La historia de una casa no se conoce a través de los rayones, las cicatrices, las marcas de vacuna de sus paredes, las gotas de cemento que quedaron en las losas cuando se hizo la meseta y que nunca se pudieron quitar, los cadáveres de los insectos muertos en los bombillos. 

Tampoco se puede contar de boca a oído, porque la palabra no basta para describir esos pequeños detalles cotidianos que le dan vida a lo inerte: las veces que el baño se ha tupido, cuando se levanta una ráfaga de viento que cierra la puerta con un estruendo y todos se asustan, los secretos que caben en los 50 centímetros entre una almohada y otra. 

Un almanaque con una propaganda de la cerveza Bucanero Max del 2012. Una foto suelta de la familia en la playa y tu padre con una trusa verde fosforescente. El diploma que te regalaron en aquel concurso de “Sabe más, quien lee más”, cuando acababas de cumplir los 10 años. Un cepillo de dientes que luego de cumplir su servicio sanitario se utilizó para darle betún a los zapatos. 
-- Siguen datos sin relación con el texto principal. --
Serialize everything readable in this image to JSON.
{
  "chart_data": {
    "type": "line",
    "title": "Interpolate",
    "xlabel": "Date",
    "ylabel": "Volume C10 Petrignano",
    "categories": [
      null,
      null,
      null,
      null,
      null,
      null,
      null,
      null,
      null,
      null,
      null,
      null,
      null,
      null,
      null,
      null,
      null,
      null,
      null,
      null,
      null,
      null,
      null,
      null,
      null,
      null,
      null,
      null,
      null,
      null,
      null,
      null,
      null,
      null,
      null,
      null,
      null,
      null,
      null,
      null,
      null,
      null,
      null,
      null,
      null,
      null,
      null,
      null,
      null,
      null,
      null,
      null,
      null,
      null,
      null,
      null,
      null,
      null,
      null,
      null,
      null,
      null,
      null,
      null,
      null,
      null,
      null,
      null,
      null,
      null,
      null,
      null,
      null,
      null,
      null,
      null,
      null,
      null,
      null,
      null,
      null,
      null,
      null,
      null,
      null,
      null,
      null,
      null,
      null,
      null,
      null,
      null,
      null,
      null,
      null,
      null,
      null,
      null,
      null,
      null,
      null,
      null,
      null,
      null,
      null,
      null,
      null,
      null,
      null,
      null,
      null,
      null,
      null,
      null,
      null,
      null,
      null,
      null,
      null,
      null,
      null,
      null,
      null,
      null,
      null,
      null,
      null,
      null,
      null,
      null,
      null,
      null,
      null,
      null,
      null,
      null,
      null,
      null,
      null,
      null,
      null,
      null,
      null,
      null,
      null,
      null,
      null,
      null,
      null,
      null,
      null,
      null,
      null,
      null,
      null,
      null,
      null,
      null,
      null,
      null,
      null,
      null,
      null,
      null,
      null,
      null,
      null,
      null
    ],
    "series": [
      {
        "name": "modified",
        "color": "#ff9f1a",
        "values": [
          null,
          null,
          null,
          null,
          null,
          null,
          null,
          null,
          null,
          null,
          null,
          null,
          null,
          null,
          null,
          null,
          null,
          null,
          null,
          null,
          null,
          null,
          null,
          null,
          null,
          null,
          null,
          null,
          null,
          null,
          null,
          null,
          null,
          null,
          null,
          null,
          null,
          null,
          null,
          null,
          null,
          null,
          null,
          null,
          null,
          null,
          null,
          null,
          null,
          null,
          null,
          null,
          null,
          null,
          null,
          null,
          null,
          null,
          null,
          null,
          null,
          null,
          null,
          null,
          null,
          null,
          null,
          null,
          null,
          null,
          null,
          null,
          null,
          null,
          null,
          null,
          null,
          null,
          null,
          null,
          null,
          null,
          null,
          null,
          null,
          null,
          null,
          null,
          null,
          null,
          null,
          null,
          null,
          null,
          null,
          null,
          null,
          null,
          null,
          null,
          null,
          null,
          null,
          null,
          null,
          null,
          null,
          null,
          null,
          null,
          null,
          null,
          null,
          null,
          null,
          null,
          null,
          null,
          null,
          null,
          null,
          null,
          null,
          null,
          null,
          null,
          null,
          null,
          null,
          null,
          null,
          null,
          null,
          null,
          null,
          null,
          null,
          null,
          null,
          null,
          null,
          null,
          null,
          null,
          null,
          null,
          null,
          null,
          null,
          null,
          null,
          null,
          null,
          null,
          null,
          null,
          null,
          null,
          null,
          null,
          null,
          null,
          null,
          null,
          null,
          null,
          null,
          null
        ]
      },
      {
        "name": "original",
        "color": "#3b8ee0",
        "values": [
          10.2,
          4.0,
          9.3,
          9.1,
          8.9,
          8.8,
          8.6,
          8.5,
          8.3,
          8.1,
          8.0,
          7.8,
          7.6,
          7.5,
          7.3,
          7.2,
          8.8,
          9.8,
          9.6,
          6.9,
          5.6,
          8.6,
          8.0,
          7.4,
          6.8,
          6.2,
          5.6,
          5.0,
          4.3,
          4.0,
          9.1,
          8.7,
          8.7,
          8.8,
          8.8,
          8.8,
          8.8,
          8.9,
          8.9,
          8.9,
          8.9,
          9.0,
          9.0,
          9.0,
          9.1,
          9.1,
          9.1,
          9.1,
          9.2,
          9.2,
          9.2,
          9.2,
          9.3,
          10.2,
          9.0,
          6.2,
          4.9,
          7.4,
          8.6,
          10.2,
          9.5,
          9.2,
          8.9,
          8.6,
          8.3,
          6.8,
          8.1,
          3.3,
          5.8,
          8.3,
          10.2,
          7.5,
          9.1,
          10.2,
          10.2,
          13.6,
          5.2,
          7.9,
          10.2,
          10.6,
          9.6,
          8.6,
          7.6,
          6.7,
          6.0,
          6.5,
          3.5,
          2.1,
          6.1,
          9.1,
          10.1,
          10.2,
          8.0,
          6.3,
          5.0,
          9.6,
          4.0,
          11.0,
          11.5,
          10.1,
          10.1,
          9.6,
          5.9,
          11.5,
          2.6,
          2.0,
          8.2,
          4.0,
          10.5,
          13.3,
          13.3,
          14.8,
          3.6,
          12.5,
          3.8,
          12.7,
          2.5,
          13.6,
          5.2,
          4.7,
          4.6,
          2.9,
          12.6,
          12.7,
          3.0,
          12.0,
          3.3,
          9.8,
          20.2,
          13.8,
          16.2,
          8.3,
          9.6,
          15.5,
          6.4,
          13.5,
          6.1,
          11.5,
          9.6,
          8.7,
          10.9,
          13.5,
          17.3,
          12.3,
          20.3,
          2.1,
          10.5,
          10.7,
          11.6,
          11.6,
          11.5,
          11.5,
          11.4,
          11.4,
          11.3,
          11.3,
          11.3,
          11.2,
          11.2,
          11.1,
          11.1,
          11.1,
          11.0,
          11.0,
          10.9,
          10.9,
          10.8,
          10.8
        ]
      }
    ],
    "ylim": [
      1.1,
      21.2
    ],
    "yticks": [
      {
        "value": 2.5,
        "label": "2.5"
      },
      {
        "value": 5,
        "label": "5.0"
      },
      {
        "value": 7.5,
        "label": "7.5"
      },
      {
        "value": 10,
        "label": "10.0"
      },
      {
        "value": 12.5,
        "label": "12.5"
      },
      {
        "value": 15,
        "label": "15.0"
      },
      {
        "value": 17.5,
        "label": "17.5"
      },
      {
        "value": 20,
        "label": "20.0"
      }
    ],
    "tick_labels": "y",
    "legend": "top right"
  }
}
Para conocer la verdadera naturaleza de un hogar en sus nimios detalles, debes revisar sus gavetas. Guardamos todo lo que tememos que se nos pierda: espejuelos, la esperanza, el amanecer del día próximo. Allí también de a poco se acumula todo aquello que damos por inservible pero que no sabemos si lo necesitaremos en el futuro; aunque aquí, como no sabemos qué se extraviará de los mercados (negro y el más negro aún), la palabra inservible parece un eufemismo. Probablemente en un punto nos hará falta para remendarnos, para zurcirnos, para limpiar las heridas del olvido. 

Un blumer viejo, “desbembado”, que se usó como plumero durante una década hasta que apareció un short con manchas de pintura y rajado entre las piernas. Una caja donde están barajados blísteres y blísteres de pastillas: para dormir, contra la urticaria, para cuando te estreses; todas vencidas, todas te las tomarás sin ver la fecha de expiración, porque algo es mejor que nada. Un álbum con sellos de Japón y Australia de cuando eras filatélico y también cartas donde los australianos y japoneses me escribían: “Quisiera conocer tu país”, y quería contestarles: “Yo también”, pero para qué hablar de imposibles.

Gavetas de la mesita de noche, del closet, de la cómoda, del estante de la cocina, del pecho que abres para buscar los pedazos que te faltan. Gavetas de los blúmeres y los tacasillos, de las pastillas, de los objetos de ferretería, de los papeles importantes, propiedades, títulos del bachillerato y la universidad, las cartas de amor que nunca leíste por despecho. 

Como mismo las diferentes capas de la tierra relatan el devenir de esos que caminaron por encima de ella, en las gavetas se superponen estratos y estratos que narran las diferentes fases que atraviesa cualquier familia: el nacimiento de los hijos, el divorcio, la reconciliación, la bodas de acero níquel, la inexorable vejez. Conforman una bitácora. De vez en cuando uno se cree un arqueólogo y se sumerge en ellas para recordar de dónde viene y todo lo que ha sobrevivido. 

Una cajita que funciona como joyero para guardar tus prendas de oro fantasía. Una jeringuilla usada aún con manchas de sangre en la punta. Una postal por el Día de las Madres en cuya dedicatoria escribiste: “Te quiero a ti, pero odio tu arroz amarillo”, una caja de preservativos que se echaron a perder cuando publicaron los Lineamientos, un montón de esperanzas y un poco de pelusa.